Teterboro has had two Police Chiefs.  The last being Chief Otto Flagg who served for about five – seven years until the Bergen County Police took over the policing of Teterboro.    Before Otto Flagg and for 34 years the law man in those parts was Chief Frederick W. Bohlander, a member of the Aviation Hall of Fame for his work as an airplane mechanic as well as the Chief. *

Today the people of Wood-Ridge are protected by a police force consisting of 22 officers. The are led by Chief John Korin together with the Chief’s right hand man Captain Michael O’Donnell.  The protectors of Hasbrouck Heights number 29 and have as their leader, long time Chief Michael Colaneri and it is Captain Joseph Rinke who sits at his right hand.
*James P. Williams is a paternal granduncle, Frederick W. Bohlander a maternal grand uncle, Edward Schmalz (Schmalz on the far left in the ERPD photo) a maternal great grand uncle and George Schmalz (second from left ERPD photo) a great grandfather of this writer.   Edward Schmalz ‘s son Edward Schmalz, Jr. would become Chief of the Bergen County Police Department.   Bohlander would marry George’s daughter my grand aunt Edna.   I know, I know all that and $5 will get me a cup of coffee.

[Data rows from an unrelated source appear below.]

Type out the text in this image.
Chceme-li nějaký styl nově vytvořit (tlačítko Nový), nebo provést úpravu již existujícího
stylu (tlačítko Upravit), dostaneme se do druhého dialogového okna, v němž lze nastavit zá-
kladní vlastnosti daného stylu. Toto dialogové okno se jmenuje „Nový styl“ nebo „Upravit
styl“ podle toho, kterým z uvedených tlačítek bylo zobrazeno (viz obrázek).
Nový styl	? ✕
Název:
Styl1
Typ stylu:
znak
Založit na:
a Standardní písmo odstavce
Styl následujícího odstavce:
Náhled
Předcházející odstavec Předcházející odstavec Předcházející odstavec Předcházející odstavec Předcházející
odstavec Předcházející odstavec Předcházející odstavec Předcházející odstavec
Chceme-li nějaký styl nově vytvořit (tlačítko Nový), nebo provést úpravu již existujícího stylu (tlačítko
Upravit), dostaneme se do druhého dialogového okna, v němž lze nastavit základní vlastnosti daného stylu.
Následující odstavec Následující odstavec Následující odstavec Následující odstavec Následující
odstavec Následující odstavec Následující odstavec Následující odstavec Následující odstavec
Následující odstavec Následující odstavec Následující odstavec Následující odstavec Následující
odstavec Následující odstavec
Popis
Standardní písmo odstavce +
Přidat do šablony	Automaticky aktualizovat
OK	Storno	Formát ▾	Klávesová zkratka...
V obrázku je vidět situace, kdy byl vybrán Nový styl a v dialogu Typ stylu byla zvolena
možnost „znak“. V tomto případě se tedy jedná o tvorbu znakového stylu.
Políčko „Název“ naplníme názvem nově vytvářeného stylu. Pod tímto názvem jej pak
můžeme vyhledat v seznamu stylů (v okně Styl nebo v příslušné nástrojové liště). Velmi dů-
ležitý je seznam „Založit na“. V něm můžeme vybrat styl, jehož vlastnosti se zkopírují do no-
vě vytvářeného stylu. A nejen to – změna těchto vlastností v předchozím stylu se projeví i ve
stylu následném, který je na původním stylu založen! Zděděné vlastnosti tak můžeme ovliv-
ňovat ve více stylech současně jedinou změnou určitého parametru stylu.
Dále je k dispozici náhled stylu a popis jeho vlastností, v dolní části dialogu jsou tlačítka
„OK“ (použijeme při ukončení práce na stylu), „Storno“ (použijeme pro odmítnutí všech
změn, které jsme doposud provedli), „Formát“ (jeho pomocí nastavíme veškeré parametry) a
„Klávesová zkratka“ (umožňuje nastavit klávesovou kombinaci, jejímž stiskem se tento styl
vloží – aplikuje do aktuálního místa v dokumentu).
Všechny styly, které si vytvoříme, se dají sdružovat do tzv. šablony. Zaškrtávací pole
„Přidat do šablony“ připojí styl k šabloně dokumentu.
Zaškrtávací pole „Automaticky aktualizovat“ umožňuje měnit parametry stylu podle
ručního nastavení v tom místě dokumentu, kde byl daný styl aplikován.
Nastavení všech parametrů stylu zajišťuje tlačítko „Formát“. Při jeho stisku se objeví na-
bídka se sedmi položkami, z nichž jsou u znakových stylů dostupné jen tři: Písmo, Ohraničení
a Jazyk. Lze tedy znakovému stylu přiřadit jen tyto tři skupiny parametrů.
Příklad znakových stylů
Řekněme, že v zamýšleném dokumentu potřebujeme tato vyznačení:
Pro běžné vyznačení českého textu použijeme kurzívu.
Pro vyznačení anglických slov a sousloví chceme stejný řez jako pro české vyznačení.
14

It was 250 years ago this week that the Boston Massacre took place.   British Captain Preston and seven British soldiers were arrested and charged with the murder of five.  They were tried.  Preston and five of the soldiers were acquitted thanks to the arguments of a fine defense attorney who in light of the circumstances of protests and riots asked what would a reasonable man have done if in the shoes of the British.  And so he won acquittals for six.  Two were found guilty of manslaughter and were branded on the thumb with a hot iron.  The defense attorney’s identity you ask? Why no other than the future Patriot and future second President of the United States – JOHN ADAMS, ESQ.   

PHOTO CAPTION:  Members of the East Rutherford Police Department circa 1910s.  The ERPD was formed in 1906.  These officers would patrol on foot unless otherwise using a trolley that operated along Paterson Avenue from one end of town to the other.  Note the brothers Schmalz on the far left*.  Despite intensive research the name of their dog could not be definitively established.


The writer has a law practice in Hasbrouck Heights.  He is admitted to practice law in the State of New Jersey, the District of Columbia, the US Federal District Court and the US Army Court of Criminal Appeals.  He is a retired Major in the US Army, Judge Advocate General Corps.